Senior news writer at NerdWallet who covers financial markets and economic trends, bringing expertise in breaking down complex financial news for general audiences.
Investing writer at NerdWallet who specializes in precious metals, commodities, and market analysis, providing insights on investment strategies and market dynamics.
COO and advisor for NerdWallet Wealth Partners with extensive experience in financial planning and retirement strategy. He emphasizes personalized planning approaches over generic rules of thumb and helps clients balance current lifestyle with future financial security.
Sam Taube emphasizes that for everyday investors, precious metals should comprise only 5-10% of a portfolio and serve as diversification tools rather than profit generators. (07:13) The key insight is that gold and silver move independently of most financial markets and provide "apocalypse insurance" - they retain value when traditional financial systems face disruption. This approach requires thinking in terms of years or decades rather than short-term gains, making entry timing less critical than maintaining a consistent small allocation that gets rebalanced annually.
While physical gold provides genuine insurance against systemic collapse, it comes with significant practical challenges including storage costs, maintenance, and liquidity issues when selling. (09:58) Taube notes that you need secure storage, silver requires protection from oxidation, and finding trustworthy buyers can be complicated. For most investors, gold ETFs provide exposure without the hassle, though they won't help in true doomsday scenarios where financial systems fail entirely.
James Bashall definitively states he doesn't use the 80% rule in practice because retirement expenses are fundamentally different from working expenses. (21:26) The rule assumes 20% of pre-retirement costs relate to work (commuting, work clothes), but this ignores increased travel budgets when you have 365 days instead of 20 vacation days, varying healthcare costs, and individual lifestyle changes.
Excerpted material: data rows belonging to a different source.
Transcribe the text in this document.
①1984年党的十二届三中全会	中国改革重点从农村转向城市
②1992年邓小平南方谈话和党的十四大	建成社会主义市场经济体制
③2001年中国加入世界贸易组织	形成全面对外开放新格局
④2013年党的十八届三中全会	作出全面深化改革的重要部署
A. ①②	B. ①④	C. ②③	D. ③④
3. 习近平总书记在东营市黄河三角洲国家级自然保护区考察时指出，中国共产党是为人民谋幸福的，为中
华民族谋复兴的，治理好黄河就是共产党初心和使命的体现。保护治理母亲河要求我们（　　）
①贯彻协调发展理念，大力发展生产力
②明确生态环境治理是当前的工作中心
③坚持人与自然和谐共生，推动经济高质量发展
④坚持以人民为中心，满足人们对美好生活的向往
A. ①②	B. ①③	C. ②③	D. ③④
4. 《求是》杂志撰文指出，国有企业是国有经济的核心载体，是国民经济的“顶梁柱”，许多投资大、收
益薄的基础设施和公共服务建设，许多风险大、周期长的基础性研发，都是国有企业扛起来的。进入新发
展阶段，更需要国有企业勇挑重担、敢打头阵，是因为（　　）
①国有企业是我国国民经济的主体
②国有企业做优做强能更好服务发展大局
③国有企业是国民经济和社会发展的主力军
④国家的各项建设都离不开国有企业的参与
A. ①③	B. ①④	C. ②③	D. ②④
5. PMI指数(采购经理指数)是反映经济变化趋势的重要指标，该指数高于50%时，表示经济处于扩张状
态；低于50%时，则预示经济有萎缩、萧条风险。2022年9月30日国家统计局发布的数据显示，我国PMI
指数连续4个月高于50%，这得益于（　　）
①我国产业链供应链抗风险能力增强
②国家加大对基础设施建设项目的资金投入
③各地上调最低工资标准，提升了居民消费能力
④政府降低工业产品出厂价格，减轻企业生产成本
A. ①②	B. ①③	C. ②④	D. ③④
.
Real retirement planning requires examining specific expense categories and how they'll change, not applying blanket percentages.
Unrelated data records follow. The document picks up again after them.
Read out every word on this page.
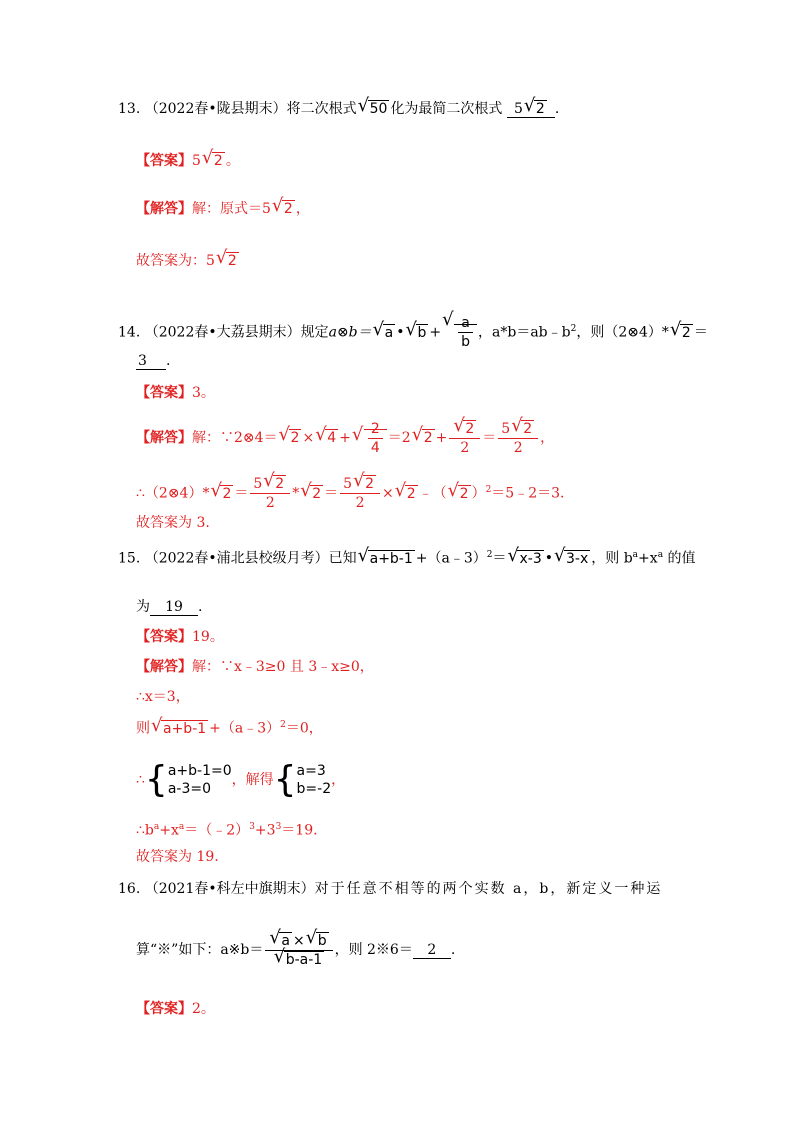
13. （2022春•陇县期末）将二次根式√ 50 化为最简二次根式 5√ 2 .
【答案】5√ 2 。
【解答】解：原式＝5√ 2 ，
故答案为：5√ 2
14. （2022春•大荔县期末）规定a⊗b＝√ a •√ b +
√ $\frac{a}{b}$ ，$a*b=ab﹣b^2$，则（2⊗4）*√ 2 ＝
3 .
【答案】3。
【解答】解：∵2⊗4＝√ 2 ×√ 4 +
√ $\frac{2}{4} =2√$ 2 +
√ $\frac{2}{2} = \frac{5√ 2}{2}$ ，
∴（2⊗4）*√ $2 = \frac{5√ 2}{2}$ *√ $2 = \frac{5√ 2}{2}$ ×√ 2 ﹣（√ 2 ）$^2$＝5﹣2＝3.
故答案为 3.
15. （2022春•浦北县校级月考）已知√ a+b-1 +（a﹣3）$^2$＝√ x-3 •√ 3-x ，则 $b^a+x^a$ 的值
为 19 .
【答案】19。
【解答】解：∵x﹣3≥0 且 3﹣x≥0，
∴x＝3，
则√ a+b-1 +（a﹣3）$^2$＝0，
∴ { a+b-1=0
a-3=0
，解得 { a=3
b=-2
，
$\therefore b^a+x^a=(﹣2)^3+3^3=19$.
故答案为 19.
16. （2021春•科左中旗期末）对于任意不相等的两个实数 a，b，新定义一种运
算“※”如下：a※b＝
√ a ×√ b
√ b-a-1 ，则 2※6＝ 2 .
【答案】2。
Rather than focusing on expense percentages, Bashall advocates for the 4% rule: withdrawing 4% of retirement savings annually provides about 25 years of funding while preserving portfolio value through growth. (27:26) This approach works by withdrawing roughly the growth from your portfolio, leaving the principal intact for longer retirement periods. It's more conservative, easier to calculate, and provides spending constraints that prevent overspending - addressing the reality that most people underestimate their actual expenses by significant amounts.
Bashall emphasizes that effective retirement planning uses Monte Carlo analysis running thousands of simulations rather than simple rules of thumb. (29:55) This includes planning for "spending smiles" - higher spending early in retirement for travel and activities, lower spending in middle years, then increased spending for healthcare. Professional planning accounts for inflation variability, market returns, longevity risk, and the psychological aspects of maintaining purpose and meaning beyond traditional work, especially as people increasingly expect to work part-time in retirement.